The line about GWS being a 'Ferrari' is still popular. But depreciation is looming quickly.
The Giants now have the fourth-oldest list in the AFL, seven players on their books -- Heath Shaw, Shane Mumford, Sam Jacobs, Sam Reid, Matt DeBoer, Callan Ward and Lachie Keeffe -- older than 30, which will become eight on Sunday, when Phil Davis has his birthday.
That's in stark contrast to Gold Coast, which has the youngest, least-experienced list in the league, only three players older than 30, and (including rookies) a staggering 20 players yet to reach even 20 AFL games.
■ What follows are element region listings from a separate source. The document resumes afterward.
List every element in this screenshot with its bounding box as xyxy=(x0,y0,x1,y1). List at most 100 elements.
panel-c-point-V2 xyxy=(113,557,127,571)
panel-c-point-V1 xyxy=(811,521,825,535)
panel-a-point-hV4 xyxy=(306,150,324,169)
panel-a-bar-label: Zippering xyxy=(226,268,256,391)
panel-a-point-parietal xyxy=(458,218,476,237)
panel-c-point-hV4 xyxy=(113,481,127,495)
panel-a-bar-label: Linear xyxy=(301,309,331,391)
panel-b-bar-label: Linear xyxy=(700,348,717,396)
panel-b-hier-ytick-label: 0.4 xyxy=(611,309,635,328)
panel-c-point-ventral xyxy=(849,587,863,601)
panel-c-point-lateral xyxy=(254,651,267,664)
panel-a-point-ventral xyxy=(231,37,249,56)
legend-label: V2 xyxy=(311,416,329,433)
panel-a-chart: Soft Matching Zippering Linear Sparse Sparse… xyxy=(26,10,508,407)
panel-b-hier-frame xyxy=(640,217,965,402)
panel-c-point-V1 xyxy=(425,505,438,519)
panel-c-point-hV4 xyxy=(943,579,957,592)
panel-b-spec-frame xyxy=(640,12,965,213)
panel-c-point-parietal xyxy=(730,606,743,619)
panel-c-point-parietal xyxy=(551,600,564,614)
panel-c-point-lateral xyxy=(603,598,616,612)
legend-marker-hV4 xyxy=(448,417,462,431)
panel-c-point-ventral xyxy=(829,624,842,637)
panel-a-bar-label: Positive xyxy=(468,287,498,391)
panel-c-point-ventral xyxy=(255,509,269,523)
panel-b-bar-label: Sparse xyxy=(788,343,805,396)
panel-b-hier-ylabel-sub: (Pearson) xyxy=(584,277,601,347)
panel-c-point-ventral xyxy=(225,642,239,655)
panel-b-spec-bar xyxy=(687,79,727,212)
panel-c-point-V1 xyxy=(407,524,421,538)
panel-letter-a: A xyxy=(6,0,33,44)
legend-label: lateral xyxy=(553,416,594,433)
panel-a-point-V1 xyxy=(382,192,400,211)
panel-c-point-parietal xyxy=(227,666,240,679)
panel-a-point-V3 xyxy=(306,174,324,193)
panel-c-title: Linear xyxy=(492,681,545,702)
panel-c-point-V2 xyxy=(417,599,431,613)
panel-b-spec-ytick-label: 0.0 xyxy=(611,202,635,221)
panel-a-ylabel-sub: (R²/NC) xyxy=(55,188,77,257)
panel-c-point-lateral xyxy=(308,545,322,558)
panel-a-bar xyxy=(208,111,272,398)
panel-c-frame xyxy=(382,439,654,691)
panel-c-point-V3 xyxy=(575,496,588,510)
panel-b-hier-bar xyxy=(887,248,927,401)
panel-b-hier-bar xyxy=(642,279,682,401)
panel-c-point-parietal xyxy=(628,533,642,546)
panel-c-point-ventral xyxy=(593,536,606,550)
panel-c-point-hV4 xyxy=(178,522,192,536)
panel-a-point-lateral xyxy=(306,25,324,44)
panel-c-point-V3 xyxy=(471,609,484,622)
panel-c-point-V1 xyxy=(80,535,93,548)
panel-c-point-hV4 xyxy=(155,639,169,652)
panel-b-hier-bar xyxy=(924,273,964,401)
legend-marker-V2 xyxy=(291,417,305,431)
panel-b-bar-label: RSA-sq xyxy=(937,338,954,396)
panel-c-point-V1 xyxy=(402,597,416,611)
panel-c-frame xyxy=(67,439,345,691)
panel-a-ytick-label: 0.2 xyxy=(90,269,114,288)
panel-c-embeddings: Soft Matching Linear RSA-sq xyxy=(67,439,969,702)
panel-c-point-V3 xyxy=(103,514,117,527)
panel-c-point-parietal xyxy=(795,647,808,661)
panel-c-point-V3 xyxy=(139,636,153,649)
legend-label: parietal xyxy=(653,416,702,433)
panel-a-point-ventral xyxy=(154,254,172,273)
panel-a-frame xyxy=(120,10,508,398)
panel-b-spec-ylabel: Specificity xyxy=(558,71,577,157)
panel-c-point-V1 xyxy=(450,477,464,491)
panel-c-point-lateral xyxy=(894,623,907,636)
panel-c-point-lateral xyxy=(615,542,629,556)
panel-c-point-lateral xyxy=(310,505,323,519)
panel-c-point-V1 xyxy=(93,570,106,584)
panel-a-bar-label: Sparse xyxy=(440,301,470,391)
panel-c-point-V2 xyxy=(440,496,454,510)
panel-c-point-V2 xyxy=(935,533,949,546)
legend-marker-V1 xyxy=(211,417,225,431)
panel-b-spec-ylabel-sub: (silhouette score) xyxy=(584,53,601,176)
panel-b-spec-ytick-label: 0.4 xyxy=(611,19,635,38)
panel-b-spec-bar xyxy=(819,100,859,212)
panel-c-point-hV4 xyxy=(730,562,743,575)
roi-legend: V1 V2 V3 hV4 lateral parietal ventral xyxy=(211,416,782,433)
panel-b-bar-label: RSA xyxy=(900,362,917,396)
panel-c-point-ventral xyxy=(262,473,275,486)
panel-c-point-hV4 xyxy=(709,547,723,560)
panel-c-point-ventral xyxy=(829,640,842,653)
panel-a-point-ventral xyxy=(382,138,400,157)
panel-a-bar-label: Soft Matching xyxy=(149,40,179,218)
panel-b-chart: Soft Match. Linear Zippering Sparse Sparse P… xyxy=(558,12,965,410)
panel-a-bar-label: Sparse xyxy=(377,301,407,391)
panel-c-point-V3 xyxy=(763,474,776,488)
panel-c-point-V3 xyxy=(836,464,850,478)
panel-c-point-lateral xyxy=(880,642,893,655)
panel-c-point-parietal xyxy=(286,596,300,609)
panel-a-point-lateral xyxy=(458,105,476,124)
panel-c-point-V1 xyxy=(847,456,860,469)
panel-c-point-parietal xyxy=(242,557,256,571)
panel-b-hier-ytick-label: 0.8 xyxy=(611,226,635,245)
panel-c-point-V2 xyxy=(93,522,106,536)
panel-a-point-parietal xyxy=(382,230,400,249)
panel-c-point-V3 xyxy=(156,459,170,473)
The considerable upside is that even of those 20, four -- Matt Rowell, Izak Rankine, Noah Anderson and Connor Budarick -- are clearly already part of the Suns' best line-up.
Even the most optimistic of junior talent spruikers couldn't have counted on the extent of the difference Rowell (in just five games), Rankine and Anderson would make to Gold Coast in their debut years at senior level.
But in terms of stability and future, the re-signings late last year of Rankine and 2019's boom recruits Ben King and Jack Lokosius were no less critical. Similarly, to the area of list balance, the recruitment of senior hands Brandon Ellis and Hugh Greenwood.
To have five players of the calibre of Rowell, Rankine, Anderson, King and Lukosius all still under 21 is an incredible luxury. Even the Giants' best in that age bracket -- Tom Green, Jackson Hately, Jye Caldwell, Lachie Ash and Bobby Hill -- can't match the sheer quality.
The perceptions now of what the next few years might offer both Gold Coast and the Giants are miles from what they were this time in 2019. Think back 12 months, and even some of the more conservative commentary on the contrast between the AFL's 'new kids' seems at best out of date, and at worst, downright silly.
It's as good an example as we've seen in recent times not only of how quickly things can change in the game, but how when it comes to the future, AFL punditry can throw up some big calls which end up looking pretty stupid not all that long later.